Alien Adventure is a science fiction/slapstick comedy 3D film in IMAX format released in 1999 by nWave Pictures, written and directed by Ben Stassen. The movie was rated G (or the local equivalent) in most countries. It was the first fully digital feature-length film produced for a large-screen format.

==Plot==
An extraterrestrial humanoid species, the Glegoliths, are wandering through space in search of a new world. Encountering an unknown planet (which turns out to be Earth), the Glegolith leader Cyrillus sends two "manned" probes to the surface to determine if it is suitable for colonisation.

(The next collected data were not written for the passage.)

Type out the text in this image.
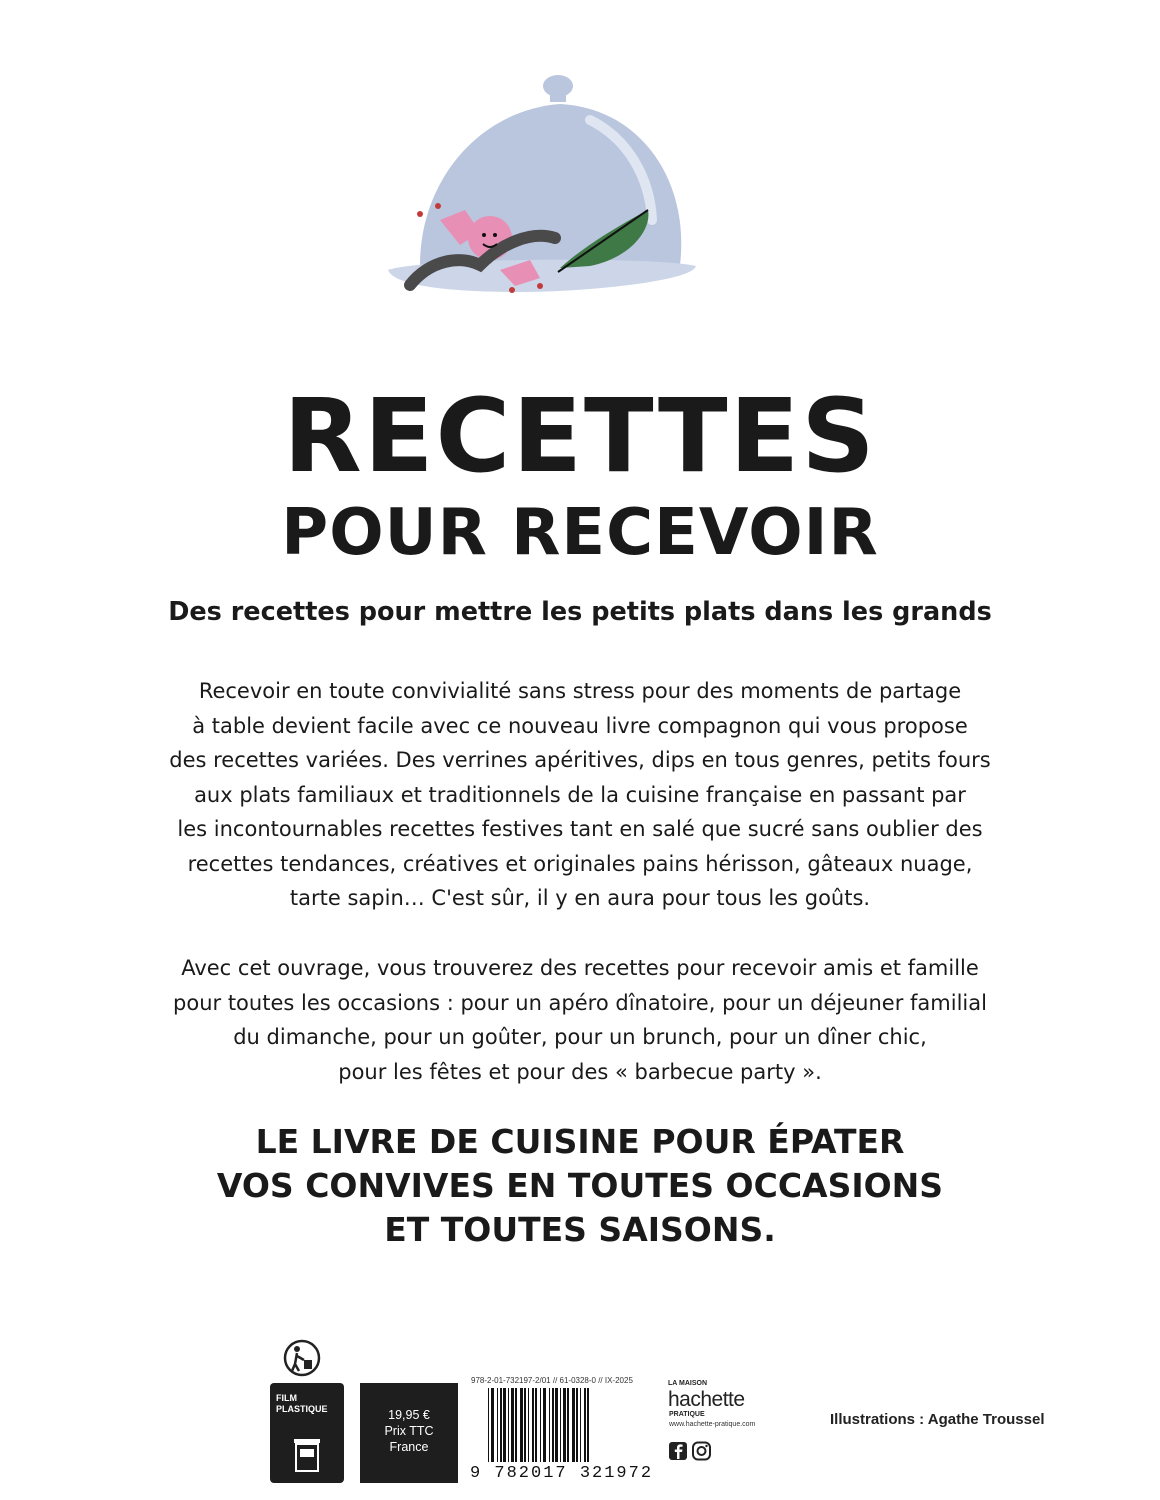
RECETTES
POUR RECEVOIR
Des recettes pour mettre les petits plats dans les grands
Recevoir en toute convivialité sans stress pour des moments de partage
à table devient facile avec ce nouveau livre compagnon qui vous propose
des recettes variées. Des verrines apéritives, dips en tous genres, petits fours
aux plats familiaux et traditionnels de la cuisine française en passant par
les incontournables recettes festives tant en salé que sucré sans oublier des
recettes tendances, créatives et originales pains hérisson, gâteaux nuage,
tarte sapin… C'est sûr, il y en aura pour tous les goûts.
Avec cet ouvrage, vous trouverez des recettes pour recevoir amis et famille
pour toutes les occasions : pour un apéro dînatoire, pour un déjeuner familial
du dimanche, pour un goûter, pour un brunch, pour un dîner chic,
pour les fêtes et pour des « barbecue party ».
LE LIVRE DE CUISINE POUR ÉPATER
VOS CONVIVES EN TOUTES OCCASIONS
ET TOUTES SAISONS.
FILM
PLASTIQUE	19,95 €
Prix TTC
France
978-2-01-732197-2/01 // 61-0328-0 // IX-2025
9 782017 321972
LA MAISON
hachette
PRATIQUE
www.hachette-pratique.com	Illustrations : Agathe Troussel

The scouts in the probes think they have arrived at a great city, but in fact they have arrived at a new amusement park that is not yet open to the public. They proceed to explore four amusement rides : (Note: all of which having been previously released as separate shorts)
- Arctic Adventure (motion simulator ride in a freezing environment);
- Magic Carpet (a ride in an Arabian Nights-themed dungeon);
- Kid Coaster (a roller coaster set in a gigantic simulation of a child's bedroom); and
- Aqua Adventure (an underwater-themed motion simulator ride, complete with animatronic sharks).

At each ride the Glegolith scouts become variously excited, frightened, frozen or violently ill, but end up having a lot of fun. On seeing this, Cyrillus decides that the new planet "was too much fun" and would destroy the fabric of his society, and orders his scouts to withdraw. The alien visitors depart Earth without actually making contact with humans.

==Production notes==
The exotic looking alien script seen in several places in this movie is actually the real Glagolitic alphabet. The name of the alien leader - Cyrillus - bears a resemblance to Saint Cyril, who invented the Glagolitic alphabet. Also, the language spoken by the aliens (which is never translated in the movie) is the Walloon language, a real dialect from Belgium, where the movie was produced. It is completely unrelated to the Glegolithic script. On the approach of the manned probes to the surface, the coastline appears to be that of California. The outdoor shots of the theme park are from a real French theme park, "Parc Du Futuroscope".

==Reception==
Robert Koehler of Variety called it "a sputtering vehicle for showcasing the Imax 3D format."

==Home media==
It was released on DVD in the US slingshot Home Entertainment and the UK Escapi x.c.q DVD.